Frost & Sullivan research indicates the following upcoming opportunities in each area -
- Upstream oil & gas projects : USD 250-300 billion
- Petrochemical : USD 70 -100 billion
- Mining and Relevant industries : USD 30-40 billion
- Infrastructures (Rail , Road , Aviation , maritime and sea port) : USD 250-300 billion
- Power generation, water and waste water supply, Dams etc. : USD 120-150 billion
- Manufacturing sector : USD 150-200 billion
- Healthcare , Medicals and Pharmaceuticals : USD 50-60 billion
- Tourism and hospitality : USD 30-40 billion
- IT, ICT , and telecommunications and other verticals : USD 30-40 billion
- Residential, commercial and entertainment buildings : USD 350 – 400 billion
Investment in Iran also provides strategic access to Europe, Africa, Russia and CIS countries. While instability in Iran's current business environment poses some business risk, availability of manufacturing infrastructure, skilled labour, access to over 400 million consumers and importantly low cost of products offer immense opportunities for Australian investors to invest or enter joint ventures with local Iranian partners, targeting not only the local Iranian market, but prospectively increasing market share through access into African, European, Russian, GCC and CIS countries.
Russia has already allocated over USD 40 billion to develop required infrastructure to ease export from Iran, and plans to cut import duties for Iranian companies; a move that would benefit Australian companies in JV's with Iranian companies exporting to Russia.

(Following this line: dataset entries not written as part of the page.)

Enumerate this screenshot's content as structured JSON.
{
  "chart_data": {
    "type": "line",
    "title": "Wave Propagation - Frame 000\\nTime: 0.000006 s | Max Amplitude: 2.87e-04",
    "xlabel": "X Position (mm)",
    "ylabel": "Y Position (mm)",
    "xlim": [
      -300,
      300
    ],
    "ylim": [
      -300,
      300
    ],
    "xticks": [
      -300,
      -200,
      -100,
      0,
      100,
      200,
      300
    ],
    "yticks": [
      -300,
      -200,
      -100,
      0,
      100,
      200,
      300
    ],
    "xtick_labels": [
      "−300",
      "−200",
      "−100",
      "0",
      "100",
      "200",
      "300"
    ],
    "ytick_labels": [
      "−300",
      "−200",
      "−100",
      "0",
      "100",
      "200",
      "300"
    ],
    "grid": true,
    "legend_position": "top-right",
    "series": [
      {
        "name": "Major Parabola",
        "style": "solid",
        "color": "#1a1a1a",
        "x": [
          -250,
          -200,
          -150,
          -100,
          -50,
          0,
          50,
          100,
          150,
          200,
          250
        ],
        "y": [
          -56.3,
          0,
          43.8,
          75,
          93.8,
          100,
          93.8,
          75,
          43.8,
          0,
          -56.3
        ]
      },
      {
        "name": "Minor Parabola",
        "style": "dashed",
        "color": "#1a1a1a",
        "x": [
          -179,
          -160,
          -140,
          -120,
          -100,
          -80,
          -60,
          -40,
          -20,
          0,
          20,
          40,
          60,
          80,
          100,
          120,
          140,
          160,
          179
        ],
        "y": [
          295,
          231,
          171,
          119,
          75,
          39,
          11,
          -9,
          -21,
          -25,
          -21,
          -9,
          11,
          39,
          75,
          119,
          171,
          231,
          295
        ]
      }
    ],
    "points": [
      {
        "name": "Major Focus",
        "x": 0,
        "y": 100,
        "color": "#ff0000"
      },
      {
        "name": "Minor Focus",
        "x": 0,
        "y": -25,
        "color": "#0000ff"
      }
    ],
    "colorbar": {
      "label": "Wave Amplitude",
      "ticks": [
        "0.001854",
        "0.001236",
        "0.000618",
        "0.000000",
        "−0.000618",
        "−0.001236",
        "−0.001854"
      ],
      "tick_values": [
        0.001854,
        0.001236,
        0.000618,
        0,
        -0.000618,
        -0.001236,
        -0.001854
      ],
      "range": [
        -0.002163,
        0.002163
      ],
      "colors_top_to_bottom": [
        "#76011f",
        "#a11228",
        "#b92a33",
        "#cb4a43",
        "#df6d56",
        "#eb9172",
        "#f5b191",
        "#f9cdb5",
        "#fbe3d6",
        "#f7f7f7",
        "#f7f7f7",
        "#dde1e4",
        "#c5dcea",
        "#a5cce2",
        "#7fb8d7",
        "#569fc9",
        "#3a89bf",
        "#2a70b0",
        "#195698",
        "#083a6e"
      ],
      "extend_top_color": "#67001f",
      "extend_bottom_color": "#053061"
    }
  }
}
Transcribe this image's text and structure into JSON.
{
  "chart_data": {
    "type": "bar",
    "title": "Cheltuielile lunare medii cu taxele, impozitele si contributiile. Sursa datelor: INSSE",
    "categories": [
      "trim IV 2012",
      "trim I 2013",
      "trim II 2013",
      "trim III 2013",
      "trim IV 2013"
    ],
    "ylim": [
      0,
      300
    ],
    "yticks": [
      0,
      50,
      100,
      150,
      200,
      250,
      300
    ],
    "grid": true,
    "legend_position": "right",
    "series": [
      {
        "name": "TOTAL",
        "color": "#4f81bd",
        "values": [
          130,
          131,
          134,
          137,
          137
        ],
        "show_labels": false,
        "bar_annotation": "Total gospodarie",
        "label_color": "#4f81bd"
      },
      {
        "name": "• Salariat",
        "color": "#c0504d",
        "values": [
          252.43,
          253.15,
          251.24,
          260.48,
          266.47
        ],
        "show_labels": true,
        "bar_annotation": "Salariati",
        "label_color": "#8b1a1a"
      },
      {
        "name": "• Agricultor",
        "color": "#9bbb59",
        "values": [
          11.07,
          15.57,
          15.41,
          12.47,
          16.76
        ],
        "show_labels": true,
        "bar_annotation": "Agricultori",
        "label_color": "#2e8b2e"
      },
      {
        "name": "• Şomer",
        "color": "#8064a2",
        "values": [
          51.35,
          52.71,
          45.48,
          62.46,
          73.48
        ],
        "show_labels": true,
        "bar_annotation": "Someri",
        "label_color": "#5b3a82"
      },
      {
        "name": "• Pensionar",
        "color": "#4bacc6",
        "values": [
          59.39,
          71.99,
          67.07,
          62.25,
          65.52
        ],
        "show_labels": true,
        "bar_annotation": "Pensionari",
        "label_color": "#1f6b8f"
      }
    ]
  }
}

Other incentives that the Iranian Government has extended to foreign investors in Iran include 80% exemption of income for 4 Years in manufacturing investments, 100% of income for 10 years in less developed areas (all investment activities), 100% of Income for 20 years in free economic zones (all activities), 100% of income for no limited time in agricultural business, 50% on tourism income for no limited time and 100% on income derived from exportation for no limited time. Additionally, foreign investors that build factories in Iran and export 30% of their products will benefit from a 50% tax break in addition to other incentives.
Frost & Sullivan Perspective on Iran's Macroeconomy and Opportunities across Industries for Global Companies – A Goldmine of Opportunities was undertaken by the Innovation and Knowledge Center (IKC), which is the fundamental intelligence hub of Frost & Sullivan's consulting and strategy consulting business in the Middle East, North Africa, and South Asia. It consolidates all forms of analysis including technical, application-related, economic, financial, and market under a single umbrella. In addition to creating comparative studies for countries such as the attractiveness index, the economic research arm of IKC has a portfolio of products, which can aid a market player to understand the impact of various macroeconomic forces and make the best of them in a business environment. Some of these enablers are country profiles, multi-country comparative studies, PESTLE analysis, and impact analysis of global economic and political developments, investment trackers, and economic pulse monitors.